Son principal désavantage, finalement, ne tient-il pas à sa personnalité?

Oui, c’est le paradoxe Clinton. Cela fait 25 ans que les Américains l’ont découverte et ils ont toujours l’impression de ne pas la connaître vraiment. C’est une personnalité très opaque, une femme très secrète. Les républicains l’ont bien compris du reste. Leur premier clip de campagne montre une Hillary Clinton dans l’ombre et de dos comme si elle avait encore des choses à cacher.



L’affaire de ses emails envoyés depuis sa boîte privée peut-elle lui jouer des tours?

Les républicains vont s’engouffrer dans cette brèche. Et puis, ils vont rappeler son âge et même ses ennuis de santé. Il va falloir qu’Hillary Clinton se livre véritablement. Se déclarer va lui permettre de répondre à toutes ces accusations. Si elle ne triche pas avec elle-même, elle a toutes ses chances de l’emporter. Il faut qu’elle accepte de dire aujourd’hui que c’est une grand-mère mais une grand-mère qui a les compétences pour présider les Etats-Unis.

* Que sais-je? L'Histoire des Etats-Unis de François Durpaire. (Editions PUF, 9 euros)

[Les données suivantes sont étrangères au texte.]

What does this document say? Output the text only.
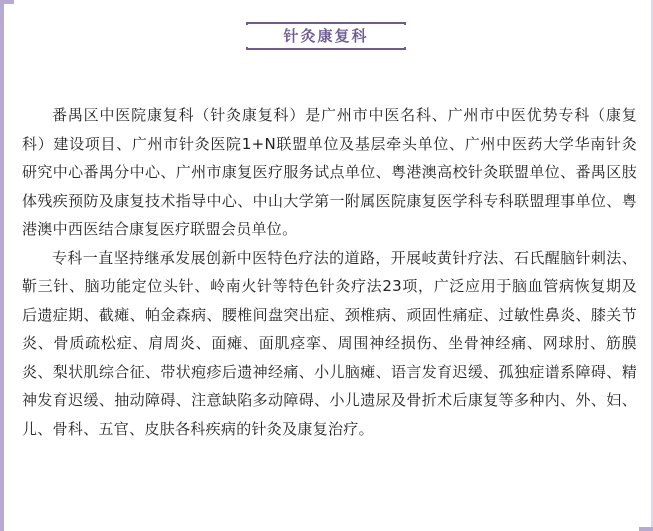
针灸康复科

番禺区中医院康复科（针灸康复科）是广州市中医名科、广州市中医优势专科（康复科）建设项目、广州市针灸医院1+N联盟单位及基层牵头单位、广州中医药大学华南针灸研究中心番禺分中心、广州市康复医疗服务试点单位、粤港澳高校针灸联盟单位、番禺区肢体残疾预防及康复技术指导中心、中山大学第一附属医院康复医学科专科联盟理事单位、粤港澳中西医结合康复医疗联盟会员单位。

专科一直坚持继承发展创新中医特色疗法的道路，开展岐黄针疗法、石氏醒脑针刺法、靳三针、脑功能定位头针、岭南火针等特色针灸疗法23项，广泛应用于脑血管病恢复期及后遗症期、截瘫、帕金森病、腰椎间盘突出症、颈椎病、顽固性痛症、过敏性鼻炎、膝关节炎、骨质疏松症、肩周炎、面瘫、面肌痉挛、周围神经损伤、坐骨神经痛、网球肘、筋膜炎、梨状肌综合征、带状疱疹后遗神经痛、小儿脑瘫、语言发育迟缓、孤独症谱系障碍、精神发育迟缓、抽动障碍、注意缺陷多动障碍、小儿遗尿及骨折术后康复等多种内、外、妇、儿、骨科、五官、皮肤各科疾病的针灸及康复治疗。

Le mandat de trop pour les démocrates?

Depuis la Seconde guerre mondiale, les démocrates n’ont jamais réussi à enchaîner trois mandats complets à la Maison Blanche. Du côté républicain, seul George H.W Bush y est parvenu en succédant à Ronald Reagan en 1989. «C’est extrêmement difficile pour un parti d’enchaîner trois mandats, confirme François Durpaire. C’est une sorte d’obstacle institutionnel au succès d’Hillary Clinton.»